Polyhedra self-assembled from DNA tripods and characterized with 3D DNA-PAINT

Abstract

DNA self-assembly has produced diverse synthetic three-dimensional polyhedra. These structures typically have a molecular weight no greater than 5 megadaltons. We report a simple, general strategy for one-step self-assembly of wireframe DNA polyhedra that are more massive than most previous structures. A stiff three-arm-junction DNA origami tile motif with precisely controlled angles and arm lengths was used for hierarchical assembly of polyhedra. We experimentally constructed a tetrahedron (20 megadaltons), a triangular prism (30 megadaltons), a cube (40 megadaltons), a pentagonal prism (50 megadaltons), and a hexagonal prism (60 megadaltons) with edge widths of 100 nanometers. The structures were visualized by means of transmission electron microscopy and three-dimensional DNA-PAINT super-resolution fluorescent microscopy of single molecules in solution.

Fig. 1. DNA-origami polyhedra

(A) Polyhedra self-assembled from DNA tripods with tunable inter-arm angles, and comparison of their sizes and molecular weights with selected previous polyhedra (structures 1 to 9) (details are provided in fig. S1). (B) Design diagram of a tripod. Cylinders represent DNA double helices. Details of the arm connection at the vertex are provided in fig. S2. (C) Cylinder model illustrating the connection between two tripod monomers. (D and E) Connection schemes for assembling (E) the tetrahedron and (D) other polyhedra (represented here by the cube design).

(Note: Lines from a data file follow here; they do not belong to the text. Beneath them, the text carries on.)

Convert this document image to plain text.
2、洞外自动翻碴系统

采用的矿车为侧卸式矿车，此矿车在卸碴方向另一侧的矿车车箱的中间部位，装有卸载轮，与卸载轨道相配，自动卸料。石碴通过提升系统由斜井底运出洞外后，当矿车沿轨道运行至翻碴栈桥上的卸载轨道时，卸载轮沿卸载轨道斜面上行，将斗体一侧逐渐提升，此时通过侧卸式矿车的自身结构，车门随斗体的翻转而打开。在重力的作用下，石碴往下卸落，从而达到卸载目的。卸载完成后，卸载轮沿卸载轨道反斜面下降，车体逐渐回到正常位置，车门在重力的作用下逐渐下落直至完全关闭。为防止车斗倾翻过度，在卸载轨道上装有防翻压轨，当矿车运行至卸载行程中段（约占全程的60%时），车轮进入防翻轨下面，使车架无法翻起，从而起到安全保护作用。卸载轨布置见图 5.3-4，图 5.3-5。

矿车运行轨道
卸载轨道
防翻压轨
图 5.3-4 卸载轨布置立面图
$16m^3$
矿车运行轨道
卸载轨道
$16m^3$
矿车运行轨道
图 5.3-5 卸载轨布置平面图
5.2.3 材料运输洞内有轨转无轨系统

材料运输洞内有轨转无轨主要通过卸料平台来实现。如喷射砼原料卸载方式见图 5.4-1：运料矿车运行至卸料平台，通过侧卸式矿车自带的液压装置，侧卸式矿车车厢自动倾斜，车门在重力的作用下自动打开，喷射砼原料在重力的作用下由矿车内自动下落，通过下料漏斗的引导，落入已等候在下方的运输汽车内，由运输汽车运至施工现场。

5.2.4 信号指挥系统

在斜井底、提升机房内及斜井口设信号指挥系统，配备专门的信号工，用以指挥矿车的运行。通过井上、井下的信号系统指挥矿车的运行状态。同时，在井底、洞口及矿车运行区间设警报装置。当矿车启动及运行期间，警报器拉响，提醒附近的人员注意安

Fig. 2. Self-assembly of DNA tripods and polyhedra

(A) Gel electrophoresis and (B) TEM images of the 60°-60°-60° (lane 1 in the gel) and 90°-90°-90° (lane 2) tripods. Gel lane 3 is a 1-kb ladder. Gel electrophoresis involves 1.5% native agarose gel and ice water bath. (C and D) Two schemes of connector designs and corresponding gel electrophoresis results. For each scheme, the strand model depicts the connection between two pairs of DNA duplexes. The number above a gel lane denotes the number of connected helices between two adjacent arms. Lane L is a 1-kb ladder, and lane S is a scaffold. Arrowheads indicate the bands corresponding to assembled cubes. (C) Scheme i: long (30 nt) connector (red) including a 2-nt sticky end. The complete 30-nt connector is only shown on the left, with a 28-nt segment anchored on the left helices and a 2-nt exposed sticky end available for hybridization with the 90°-90°-90° right neighbor (dashed circle depicts hybridization site). (D) Scheme ii: short (11 nt) connector including a 2-nt sticky end. (E) Assembly yields of the cubes, calculated as intensity ratio between a cube band and the corresponding scaffold band. (F) Agarose gel electrophoresis of the polyhedra. Lane 1 is the 90°-90°-90° monomer. Lanes 2 to 6 are polyhedra. Lane 7 is the assembly reaction containing tripods without struts. Lane 8 is the assembly reaction containing 90°-90°-90° tripods without vertex helices. Lane 9 is a 1-kb ladder. Gel bands corresponding to desired products are marked with arrowheads. Gel electrophoresis involves 0.8% native agarose gel and ice water bath.

Fig. 3. TEM images of polyhedra

The zoomed-in (columns 1 and 2) and zoomed-out (column 3) images are shown for (A) the tetrahedron, (B) the triangular prism, (C) the cube, (D) the pentagonal prism, and (E) the hexagonal prism. Images of the tetrahedron, the triangular prism, and the cube were acquired from purified samples. Images of the pentagonal prism and the hexagonal prism were collected from crude samples (denoted with an asterisk). Scale bars are 100 nm in the zoomed-in TEM images and 500 nm in the zoomed-out images. Aggregates are clearly visible for unpurified samples [such as in (D), right].

Fig. 4. 3D DNA-PAINT super-resolution fluorescence imaging of polyhedra

(A1) Staple strands at the vertices of each polyhedron were extended with single-stranded docking sequences for 3D DNA-PAINT super-resolution imaging. (A1 to E1) Schematics of polyhedra, with DNA-PAINT sites highlighted in green. (A2 to E2) 3D DNA-PAINT super-resolution reconstruction of typical polyhedra shown in the same perspective as depicted in A1 to E1. (A3 to E3) 2D x-y projection. (A4 to E4) 2D x-z projection. (A5 to E5) Height measurements of the polyhedra obtained from the cross-sectional histograms in the x-z projections. (F) A larger 2D super-resolution x-y projection view of tetrahedra and drift markers (bright individual dots). The diffraction-limited image is superimposed on the super-resolution image in the upper half. (G) Tilted 3D view of a larger-field-of-view image of the tetrahedron. Drift markers appear as bright individual dots. Scale bars, 200 nm. Color indicates height in the z direction.